South Africa has the largest wind market in sub-Saharan Africa and will need 6,600 such technicians by 2026 to meet Net Zero goals.
Global wind workforce outlook 2022-2026 was published September 26, 2022 by non-profit Global Wind Organisation (GWO) and Global Wind Energy Council (GWEC), a forum for the wind energy sector.
The report forecast a 33 per cent rise in the number of wind technicians required globally over the next five years from 426,700 in 2021 to 568,800 in 2026.
Over 28,000 new technicians are expected to join the global wind workforce every year. However, the report noted the urgent need for faster growth in industry-standard safety and technical training capacity to meet the forecast gaps in worker supply.
Around 28% of the construction and installation (C&I) and operations and maintenance (O&M) workforce — 119,000 technicians — hold at least one valid certificate from GWO’s basic safety training standard through 2021. The wind industry training is needed for an additional workforce of 449,800 technicians from 2022 to 2026, the report said.
Over 85 per cent of the 449,800 trained technicians needed by 2026 will be required in nine countries — China, USA, Germany, India, Brazil, Japan, South Africa, Vietnam and South Korea.
Standard safety training will help increase not only the competence and safety of the workforce but bring increased workforce mobility.

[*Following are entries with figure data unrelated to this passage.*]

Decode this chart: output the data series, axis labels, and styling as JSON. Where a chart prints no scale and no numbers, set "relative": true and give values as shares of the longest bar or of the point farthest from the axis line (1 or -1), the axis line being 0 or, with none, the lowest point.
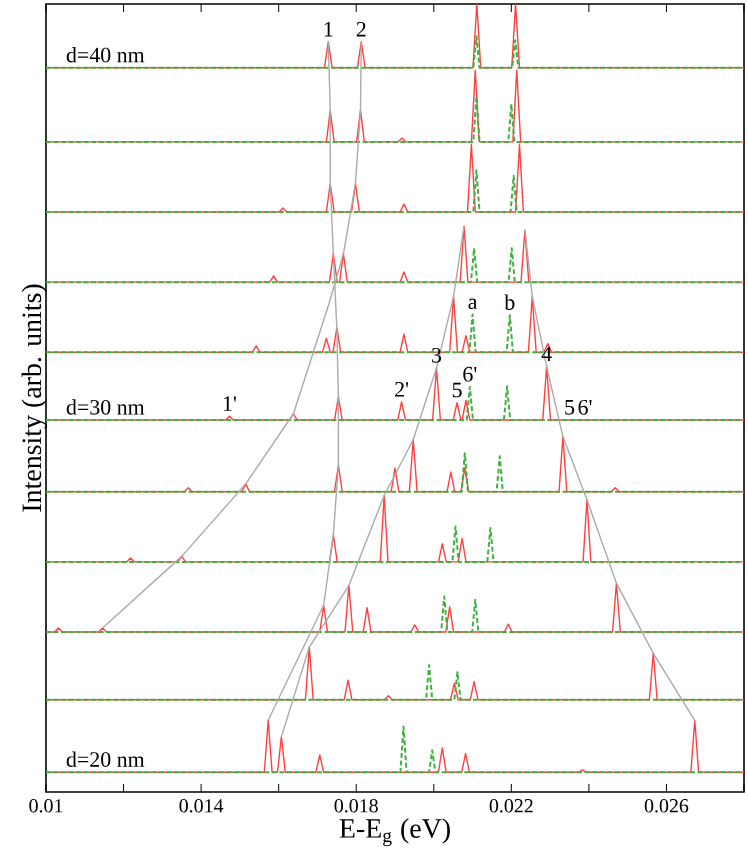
{
  "chart_data": {
    "type": "line",
    "relative": true,
    "xlabel": "E-E$_{g}$ (eV)",
    "ylabel": "Intensity (arb. units)",
    "xlim": [
      0.01,
      0.028
    ],
    "xticks": [
      0.01,
      {
        "value": 0.012,
        "label": null
      },
      0.014,
      {
        "value": 0.016,
        "label": null
      },
      0.018,
      {
        "value": 0.02,
        "label": null
      },
      0.022,
      {
        "value": 0.024,
        "label": null
      },
      0.026,
      {
        "value": 0.028,
        "label": null
      }
    ],
    "series": [
      {
        "color": "#ff4040",
        "x": [
          0.01,
          0.01718,
          0.01728,
          0.01738,
          0.01803,
          0.01813,
          0.01823,
          0.02101,
          0.02111,
          0.02121,
          0.02201,
          0.02211,
          0.02221,
          0.028
        ],
        "values": [
          0.919,
          0.919,
          0.952,
          0.919,
          0.919,
          0.952,
          0.919,
          0.919,
          1,
          0.919,
          0.919,
          1,
          0.919,
          0.919
        ]
      },
      {
        "color": "#ff4040",
        "x": [
          0.01,
          0.01723,
          0.01733,
          0.01743,
          0.01801,
          0.01811,
          0.01821,
          0.01908,
          0.01918,
          0.01928,
          0.02097,
          0.02107,
          0.02117,
          0.02204,
          0.02214,
          0.02224,
          0.028
        ],
        "values": [
          0.825,
          0.825,
          0.865,
          0.825,
          0.825,
          0.865,
          0.825,
          0.825,
          0.83,
          0.825,
          0.825,
          0.916,
          0.825,
          0.825,
          0.916,
          0.825,
          0.825
        ]
      },
      {
        "color": "#ff4040",
        "x": [
          0.01,
          0.01601,
          0.01611,
          0.01621,
          0.01723,
          0.01733,
          0.01743,
          0.01788,
          0.01798,
          0.01808,
          0.01913,
          0.01923,
          0.01933,
          0.02087,
          0.02097,
          0.02107,
          0.02211,
          0.02221,
          0.02231,
          0.028
        ],
        "values": [
          0.736,
          0.736,
          0.741,
          0.736,
          0.736,
          0.772,
          0.736,
          0.736,
          0.772,
          0.736,
          0.736,
          0.746,
          0.736,
          0.736,
          0.822,
          0.736,
          0.736,
          0.822,
          0.736,
          0.736
        ]
      },
      {
        "color": "#ff4040",
        "x": [
          0.01,
          0.01577,
          0.01587,
          0.01597,
          0.01731,
          0.01741,
          0.01751,
          0.01757,
          0.01767,
          0.01777,
          0.01913,
          0.01923,
          0.01933,
          0.02068,
          0.02078,
          0.02088,
          0.02225,
          0.02235,
          0.02245,
          0.028
        ],
        "values": [
          0.647,
          0.647,
          0.655,
          0.647,
          0.647,
          0.683,
          0.647,
          0.647,
          0.683,
          0.647,
          0.647,
          0.66,
          0.647,
          0.647,
          0.718,
          0.647,
          0.647,
          0.713,
          0.647,
          0.647
        ]
      },
      {
        "color": "#ff4040",
        "x": [
          0.01,
          0.01532,
          0.01542,
          0.01552,
          0.01713,
          0.01723,
          0.01733,
          0.0174,
          0.0175,
          0.0176,
          0.01913,
          0.01923,
          0.01933,
          0.02041,
          0.02051,
          0.02061,
          0.02073,
          0.02083,
          0.02093,
          0.02244,
          0.02254,
          0.02264,
          0.02284,
          0.02294,
          0.02304,
          0.028
        ],
        "values": [
          0.558,
          0.558,
          0.566,
          0.558,
          0.558,
          0.576,
          0.558,
          0.558,
          0.589,
          0.558,
          0.558,
          0.581,
          0.558,
          0.558,
          0.629,
          0.558,
          0.558,
          0.579,
          0.558,
          0.558,
          0.629,
          0.558,
          0.558,
          0.569,
          0.558,
          0.558
        ]
      },
      {
        "color": "#ff4040",
        "x": [
          0.01,
          0.01463,
          0.01473,
          0.01483,
          0.01628,
          0.01638,
          0.01648,
          0.01744,
          0.01754,
          0.01764,
          0.01907,
          0.01917,
          0.01927,
          0.01997,
          0.02007,
          0.02017,
          0.0205,
          0.0206,
          0.0207,
          0.02073,
          0.02083,
          0.02093,
          0.02281,
          0.02291,
          0.02301,
          0.028
        ],
        "values": [
          0.472,
          0.472,
          0.477,
          0.472,
          0.472,
          0.48,
          0.472,
          0.472,
          0.501,
          0.472,
          0.472,
          0.495,
          0.472,
          0.472,
          0.538,
          0.472,
          0.472,
          0.494,
          0.472,
          0.472,
          0.497,
          0.472,
          0.472,
          0.54,
          0.472,
          0.472
        ]
      },
      {
        "color": "#ff4040",
        "x": [
          0.01,
          0.01357,
          0.01367,
          0.01377,
          0.01505,
          0.01515,
          0.01525,
          0.01744,
          0.01754,
          0.01764,
          0.0189,
          0.019,
          0.0191,
          0.01937,
          0.01947,
          0.01957,
          0.02034,
          0.02044,
          0.02054,
          0.0207,
          0.0208,
          0.0209,
          0.02323,
          0.02333,
          0.02343,
          0.02458,
          0.02468,
          0.02478,
          0.028
        ],
        "values": [
          0.381,
          0.381,
          0.386,
          0.381,
          0.381,
          0.391,
          0.381,
          0.381,
          0.415,
          0.381,
          0.381,
          0.411,
          0.381,
          0.381,
          0.447,
          0.381,
          0.381,
          0.406,
          0.381,
          0.381,
          0.411,
          0.381,
          0.381,
          0.451,
          0.381,
          0.381,
          0.386,
          0.381,
          0.381
        ]
      },
      {
        "color": "#ff4040",
        "x": [
          0.01,
          0.01208,
          0.01218,
          0.01228,
          0.0134,
          0.0135,
          0.0136,
          0.01731,
          0.01741,
          0.01751,
          0.01862,
          0.01872,
          0.01882,
          0.02012,
          0.02022,
          0.02032,
          0.02063,
          0.02073,
          0.02083,
          0.02385,
          0.02395,
          0.02405,
          0.028
        ],
        "values": [
          0.292,
          0.292,
          0.297,
          0.292,
          0.292,
          0.299,
          0.292,
          0.292,
          0.326,
          0.292,
          0.292,
          0.376,
          0.292,
          0.292,
          0.315,
          0.292,
          0.292,
          0.322,
          0.292,
          0.292,
          0.371,
          0.292,
          0.292
        ]
      },
      {
        "color": "#ff4040",
        "x": [
          0.01,
          0.01022,
          0.01032,
          0.01042,
          0.01136,
          0.01146,
          0.01156,
          0.01706,
          0.01716,
          0.01726,
          0.01771,
          0.01781,
          0.01791,
          0.01818,
          0.01828,
          0.01838,
          0.01941,
          0.01951,
          0.01961,
          0.02031,
          0.02041,
          0.02051,
          0.02182,
          0.02192,
          0.02202,
          0.02461,
          0.02471,
          0.02481,
          0.028
        ],
        "values": [
          0.203,
          0.203,
          0.208,
          0.203,
          0.203,
          0.208,
          0.203,
          0.203,
          0.237,
          0.203,
          0.203,
          0.262,
          0.203,
          0.203,
          0.234,
          0.203,
          0.203,
          0.212,
          0.203,
          0.203,
          0.235,
          0.203,
          0.203,
          0.213,
          0.203,
          0.203,
          0.265,
          0.203,
          0.203
        ]
      },
      {
        "color": "#ff4040",
        "x": [
          0.01,
          0.01669,
          0.01679,
          0.01689,
          0.01769,
          0.01779,
          0.01789,
          0.01873,
          0.01883,
          0.01893,
          0.02043,
          0.02053,
          0.02063,
          0.02094,
          0.02104,
          0.02114,
          0.02556,
          0.02566,
          0.02576,
          0.028
        ],
        "values": [
          0.117,
          0.117,
          0.184,
          0.117,
          0.117,
          0.142,
          0.117,
          0.117,
          0.122,
          0.117,
          0.117,
          0.138,
          0.117,
          0.117,
          0.14,
          0.117,
          0.117,
          0.176,
          0.117,
          0.117
        ]
      },
      {
        "color": "#ff4040",
        "x": [
          0.01,
          0.01563,
          0.01573,
          0.01583,
          0.01597,
          0.01607,
          0.01617,
          0.01696,
          0.01706,
          0.01716,
          0.02012,
          0.02022,
          0.02032,
          0.02072,
          0.02082,
          0.02092,
          0.02373,
          0.02383,
          0.02393,
          0.02663,
          0.02673,
          0.02683,
          0.028
        ],
        "values": [
          0.025,
          0.025,
          0.091,
          0.025,
          0.025,
          0.07,
          0.025,
          0.025,
          0.047,
          0.025,
          0.025,
          0.056,
          0.025,
          0.025,
          0.049,
          0.025,
          0.025,
          0.028,
          0.025,
          0.025,
          0.091,
          0.025,
          0.025
        ]
      },
      {
        "color": "#40b040",
        "line_style": "dashed",
        "x": [
          0.01,
          0.02102,
          0.0211,
          0.02118,
          0.02202,
          0.0221,
          0.02218,
          0.0279
        ],
        "values": [
          0.919,
          0.919,
          0.959,
          0.919,
          0.919,
          0.954,
          0.919,
          0.919
        ]
      },
      {
        "color": "#40b040",
        "line_style": "dashed",
        "x": [
          0.01,
          0.02102,
          0.0211,
          0.02118,
          0.02192,
          0.022,
          0.02208,
          0.0279
        ],
        "values": [
          0.825,
          0.825,
          0.883,
          0.825,
          0.825,
          0.873,
          0.825,
          0.825
        ]
      },
      {
        "color": "#40b040",
        "line_style": "dashed",
        "x": [
          0.01,
          0.02102,
          0.0211,
          0.02118,
          0.02198,
          0.02206,
          0.02214,
          0.0279
        ],
        "values": [
          0.736,
          0.736,
          0.789,
          0.736,
          0.736,
          0.782,
          0.736,
          0.736
        ]
      },
      {
        "color": "#40b040",
        "line_style": "dashed",
        "x": [
          0.01,
          0.02096,
          0.02104,
          0.02112,
          0.02193,
          0.02201,
          0.02209,
          0.0279
        ],
        "values": [
          0.647,
          0.647,
          0.69,
          0.647,
          0.647,
          0.69,
          0.647,
          0.647
        ]
      },
      {
        "color": "#40b040",
        "line_style": "dashed",
        "x": [
          0.01,
          0.02092,
          0.021,
          0.02108,
          0.02188,
          0.02196,
          0.02204,
          0.0279
        ],
        "values": [
          0.558,
          0.558,
          0.606,
          0.558,
          0.558,
          0.605,
          0.558,
          0.558
        ]
      },
      {
        "color": "#40b040",
        "line_style": "dashed",
        "x": [
          0.01,
          0.02085,
          0.02093,
          0.02101,
          0.02181,
          0.02189,
          0.02197,
          0.0279
        ],
        "values": [
          0.472,
          0.472,
          0.514,
          0.472,
          0.472,
          0.515,
          0.472,
          0.472
        ]
      },
      {
        "color": "#40b040",
        "line_style": "dashed",
        "x": [
          0.01,
          0.02072,
          0.0208,
          0.02088,
          0.02162,
          0.0217,
          0.02178,
          0.0279
        ],
        "values": [
          0.381,
          0.381,
          0.43,
          0.381,
          0.381,
          0.426,
          0.381,
          0.381
        ]
      },
      {
        "color": "#40b040",
        "line_style": "dashed",
        "x": [
          0.01,
          0.02048,
          0.02056,
          0.02064,
          0.02138,
          0.02146,
          0.02154,
          0.0279
        ],
        "values": [
          0.292,
          0.292,
          0.337,
          0.292,
          0.292,
          0.335,
          0.292,
          0.292
        ]
      },
      {
        "color": "#40b040",
        "line_style": "dashed",
        "x": [
          0.01,
          0.02019,
          0.02027,
          0.02035,
          0.02099,
          0.02107,
          0.02115,
          0.0279
        ],
        "values": [
          0.203,
          0.203,
          0.248,
          0.203,
          0.203,
          0.244,
          0.203,
          0.203
        ]
      },
      {
        "color": "#40b040",
        "line_style": "dashed",
        "x": [
          0.01,
          0.0198,
          0.01988,
          0.01996,
          0.02053,
          0.02061,
          0.02069,
          0.0279
        ],
        "values": [
          0.117,
          0.117,
          0.161,
          0.117,
          0.117,
          0.152,
          0.117,
          0.117
        ]
      },
      {
        "color": "#40b040",
        "line_style": "dashed",
        "x": [
          0.01,
          0.01914,
          0.01922,
          0.0193,
          0.01988,
          0.01996,
          0.02004,
          0.0279
        ],
        "values": [
          0.025,
          0.025,
          0.083,
          0.025,
          0.025,
          0.053,
          0.025,
          0.025
        ]
      },
      {
        "color": "#aaaaaa",
        "x": [
          0.01728,
          0.01733,
          0.01733,
          0.01741,
          0.0175,
          0.01754,
          0.01754,
          0.01741,
          0.01716,
          0.01573
        ],
        "values": [
          0.952,
          0.865,
          0.772,
          0.683,
          0.589,
          0.501,
          0.415,
          0.326,
          0.237,
          0.091
        ]
      },
      {
        "color": "#aaaaaa",
        "x": [
          0.01813,
          0.01811,
          0.01798,
          0.01767,
          0.0173,
          0.01638,
          0.01515,
          0.0135,
          0.01146
        ],
        "values": [
          0.952,
          0.865,
          0.772,
          0.683,
          0.62,
          0.48,
          0.391,
          0.299,
          0.208
        ]
      },
      {
        "color": "#aaaaaa",
        "x": [
          0.02078,
          0.02051,
          0.02007,
          0.01947,
          0.01872,
          0.01781,
          0.01679,
          0.01607
        ],
        "values": [
          0.718,
          0.629,
          0.538,
          0.447,
          0.376,
          0.262,
          0.184,
          0.07
        ]
      },
      {
        "color": "#aaaaaa",
        "x": [
          0.02235,
          0.02254,
          0.02291,
          0.02333,
          0.02395,
          0.02471,
          0.02566,
          0.02673
        ],
        "values": [
          0.713,
          0.629,
          0.54,
          0.451,
          0.371,
          0.265,
          0.176,
          0.091
        ]
      }
    ],
    "annotations": [
      {
        "text": "d=40 nm",
        "x": 0.01153,
        "y": 0.919
      },
      {
        "text": "d=30 nm",
        "x": 0.01153,
        "y": 0.472
      },
      {
        "text": "d=20 nm",
        "x": 0.01153,
        "y": 0.025
      },
      {
        "text": "1",
        "x": 0.01728,
        "y": 0.952
      },
      {
        "text": "2",
        "x": 0.01813,
        "y": 0.952
      },
      {
        "text": "a",
        "x": 0.021,
        "y": 0.606
      },
      {
        "text": "b",
        "x": 0.02196,
        "y": 0.605
      },
      {
        "text": "1'",
        "x": 0.01473,
        "y": 0.477
      },
      {
        "text": "2'",
        "x": 0.01917,
        "y": 0.495
      },
      {
        "text": "3",
        "x": 0.02007,
        "y": 0.538
      },
      {
        "text": "5",
        "x": 0.0206,
        "y": 0.494
      },
      {
        "text": "6'",
        "x": 0.02093,
        "y": 0.514
      },
      {
        "text": "4",
        "x": 0.02291,
        "y": 0.54
      },
      {
        "text": "5",
        "x": 0.0235,
        "y": 0.472
      },
      {
        "text": "6'",
        "x": 0.0239,
        "y": 0.472
      }
    ]
  }
}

These nine countries were selected for regional diversity and market growth. Combined, they represent 75 per cent (417 gigawatt) of all new onshore and offshore wind capacity additions expected worldwide from 2022 to 2026.
The total number of technicians is expected to grow more rapidly offshore, increasing 92 per cent from 2021 to 2026 compared to 27 per cent onshore within the same timeframe, the analysis said.

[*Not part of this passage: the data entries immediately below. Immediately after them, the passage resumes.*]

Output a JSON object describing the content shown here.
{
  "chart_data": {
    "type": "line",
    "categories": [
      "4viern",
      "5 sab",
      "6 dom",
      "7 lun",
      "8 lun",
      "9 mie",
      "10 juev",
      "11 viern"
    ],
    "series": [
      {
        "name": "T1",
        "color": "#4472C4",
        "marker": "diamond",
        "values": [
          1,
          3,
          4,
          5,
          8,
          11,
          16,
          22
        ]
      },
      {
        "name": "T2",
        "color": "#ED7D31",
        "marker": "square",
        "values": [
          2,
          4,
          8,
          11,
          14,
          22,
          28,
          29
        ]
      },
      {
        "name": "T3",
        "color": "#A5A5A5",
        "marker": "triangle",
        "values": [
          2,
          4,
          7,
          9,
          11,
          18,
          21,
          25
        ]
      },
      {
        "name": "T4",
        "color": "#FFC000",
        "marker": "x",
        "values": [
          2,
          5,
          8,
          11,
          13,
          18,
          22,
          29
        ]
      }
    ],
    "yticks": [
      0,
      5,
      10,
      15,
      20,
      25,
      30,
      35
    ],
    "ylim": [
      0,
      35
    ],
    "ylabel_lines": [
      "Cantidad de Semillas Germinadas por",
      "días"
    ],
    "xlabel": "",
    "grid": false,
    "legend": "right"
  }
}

However, offshore wind technicians will gain share over the next five years, but 87 per cent of the technicians will still be located onshore, mostly within O&M.

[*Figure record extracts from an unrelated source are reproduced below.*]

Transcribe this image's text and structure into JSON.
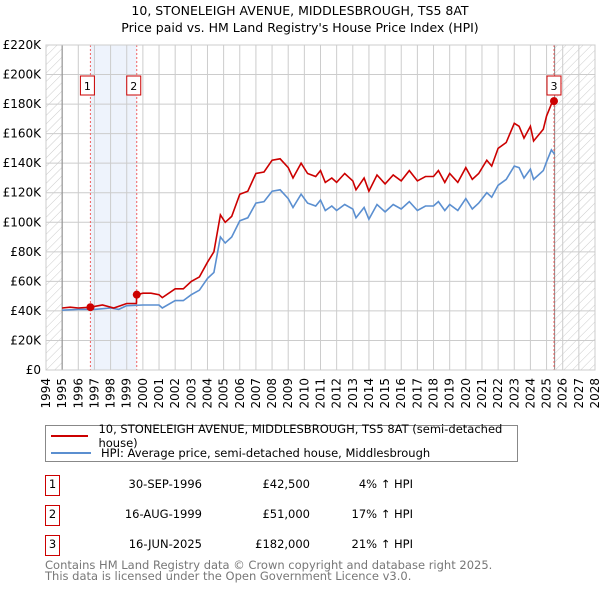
{
  "chart_data": {
    "type": "line",
    "title": "10, STONELEIGH AVENUE, MIDDLESBROUGH, TS5 8AT",
    "subtitle": "Price paid vs. HM Land Registry's House Price Index (HPI)",
    "xlim": [
      1994,
      2028
    ],
    "ylim": [
      0,
      220000
    ],
    "x_ticks": [
      "1994",
      "1995",
      "1996",
      "1997",
      "1998",
      "1999",
      "2000",
      "2001",
      "2002",
      "2003",
      "2004",
      "2005",
      "2006",
      "2007",
      "2008",
      "2009",
      "2010",
      "2011",
      "2012",
      "2013",
      "2014",
      "2015",
      "2016",
      "2017",
      "2018",
      "2019",
      "2020",
      "2021",
      "2022",
      "2023",
      "2024",
      "2025",
      "2026",
      "2027",
      "2028"
    ],
    "y_ticks": [
      {
        "value": 0,
        "label": "£0"
      },
      {
        "value": 20000,
        "label": "£20K"
      },
      {
        "value": 40000,
        "label": "£40K"
      },
      {
        "value": 60000,
        "label": "£60K"
      },
      {
        "value": 80000,
        "label": "£80K"
      },
      {
        "value": 100000,
        "label": "£100K"
      },
      {
        "value": 120000,
        "label": "£120K"
      },
      {
        "value": 140000,
        "label": "£140K"
      },
      {
        "value": 160000,
        "label": "£160K"
      },
      {
        "value": 180000,
        "label": "£180K"
      },
      {
        "value": 200000,
        "label": "£200K"
      },
      {
        "value": 220000,
        "label": "£220K"
      }
    ],
    "grid": true,
    "hatched_ranges": [
      [
        1994,
        1995
      ],
      [
        2025.5,
        2028
      ]
    ],
    "shaded_range": [
      1996.75,
      1999.62
    ],
    "series": [
      {
        "name": "10, STONELEIGH AVENUE, MIDDLESBROUGH, TS5 8AT (semi-detached house)",
        "color": "#cc0000",
        "x": [
          1995,
          1995.5,
          1996,
          1996.75,
          1997.5,
          1998.2,
          1999,
          1999.6,
          1999.62,
          2000,
          2000.5,
          2001,
          2001.2,
          2002,
          2002.5,
          2003,
          2003.5,
          2004,
          2004.4,
          2004.8,
          2005.1,
          2005.5,
          2006,
          2006.5,
          2007,
          2007.5,
          2008,
          2008.5,
          2009,
          2009.3,
          2009.8,
          2010.2,
          2010.7,
          2011,
          2011.3,
          2011.7,
          2012,
          2012.5,
          2013,
          2013.2,
          2013.7,
          2014,
          2014.5,
          2015,
          2015.5,
          2016,
          2016.5,
          2017,
          2017.5,
          2018,
          2018.3,
          2018.7,
          2019,
          2019.5,
          2020,
          2020.4,
          2020.8,
          2021.3,
          2021.6,
          2022,
          2022.5,
          2023,
          2023.3,
          2023.6,
          2024,
          2024.2,
          2024.8,
          2025,
          2025.3,
          2025.46
        ],
        "y": [
          42000,
          42500,
          42000,
          42500,
          44000,
          42000,
          45000,
          45000,
          51000,
          52000,
          52000,
          51000,
          49000,
          55000,
          55000,
          60000,
          63000,
          73000,
          80000,
          105000,
          100000,
          104000,
          119000,
          121000,
          133000,
          134000,
          142000,
          143000,
          137000,
          130000,
          140000,
          133000,
          131000,
          135000,
          127000,
          130000,
          127000,
          133000,
          128000,
          122000,
          130000,
          121000,
          132000,
          126000,
          132000,
          128000,
          135000,
          128000,
          131000,
          131000,
          135000,
          127000,
          133000,
          127000,
          137000,
          129000,
          133000,
          142000,
          138000,
          150000,
          154000,
          167000,
          165000,
          157000,
          165000,
          155000,
          163000,
          172000,
          180000,
          182000
        ]
      },
      {
        "name": "HPI: Average price, semi-detached house, Middlesbrough",
        "color": "#5b8fd0",
        "x": [
          1995,
          1996,
          1997,
          1998,
          1998.5,
          1999,
          2000,
          2001,
          2001.2,
          2002,
          2002.5,
          2003,
          2003.5,
          2004,
          2004.4,
          2004.8,
          2005.1,
          2005.5,
          2006,
          2006.5,
          2007,
          2007.5,
          2008,
          2008.5,
          2009,
          2009.3,
          2009.8,
          2010.2,
          2010.7,
          2011,
          2011.3,
          2011.7,
          2012,
          2012.5,
          2013,
          2013.2,
          2013.7,
          2014,
          2014.5,
          2015,
          2015.5,
          2016,
          2016.5,
          2017,
          2017.5,
          2018,
          2018.3,
          2018.7,
          2019,
          2019.5,
          2020,
          2020.4,
          2020.8,
          2021.3,
          2021.6,
          2022,
          2022.5,
          2023,
          2023.3,
          2023.6,
          2024,
          2024.2,
          2024.8,
          2025,
          2025.3,
          2025.5
        ],
        "y": [
          40500,
          41000,
          41000,
          42000,
          41000,
          43500,
          44000,
          44000,
          42000,
          47000,
          47000,
          51000,
          54000,
          62000,
          66000,
          90000,
          86000,
          90000,
          101000,
          103000,
          113000,
          114000,
          121000,
          122000,
          116000,
          110000,
          119000,
          113000,
          111000,
          115000,
          108000,
          111000,
          108000,
          112000,
          109000,
          103000,
          110000,
          102000,
          112000,
          107000,
          112000,
          109000,
          114000,
          108000,
          111000,
          111000,
          114000,
          108000,
          112000,
          108000,
          116000,
          109000,
          113000,
          120000,
          117000,
          125000,
          129000,
          138000,
          137000,
          130000,
          136000,
          129000,
          135000,
          141000,
          149000,
          146000
        ]
      }
    ],
    "sales": [
      {
        "label": "1",
        "x": 1996.75,
        "price": 42500,
        "date": "30-SEP-1996",
        "price_label": "£42,500",
        "hpi": "4% ↑ HPI"
      },
      {
        "label": "2",
        "x": 1999.62,
        "price": 51000,
        "date": "16-AUG-1999",
        "price_label": "£51,000",
        "hpi": "17% ↑ HPI"
      },
      {
        "label": "3",
        "x": 2025.46,
        "price": 182000,
        "date": "16-JUN-2025",
        "price_label": "£182,000",
        "hpi": "21% ↑ HPI"
      }
    ],
    "legend": "below"
  },
  "legend": {
    "property": "10, STONELEIGH AVENUE, MIDDLESBROUGH, TS5 8AT (semi-detached house)",
    "hpi": "HPI: Average price, semi-detached house, Middlesbrough"
  },
  "footer": {
    "line1": "Contains HM Land Registry data © Crown copyright and database right 2025.",
    "line2": "This data is licensed under the Open Government Licence v3.0."
  }
}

This report is based upon the outputs of GWO’s workforce forecasting model built with the assistance of advisory firm Renewables Consulting Group.
The analysis will help to build confidence for investors and policymakers in the growing wind energy industry by forecasting steady and sustainable industry growth, according to GWEC and GWO.
It will also increase awareness of the tremendous opportunity to foster business and job creation.
South Africa has 3.2 gigawatt installed onshore wind capacity cumulatively; however, wind provides only three per cent of the country’s electricity needs.
The country has a strong floating offshore wind potential totalling 852GW of resource within its territorial waters, according to World Bank Group.
The South Africa Department of Mineral Resources and Energy has recently signed a project development agreement with French renewable energy developer and operator EDF Renewables for three onshore wind power generation projects.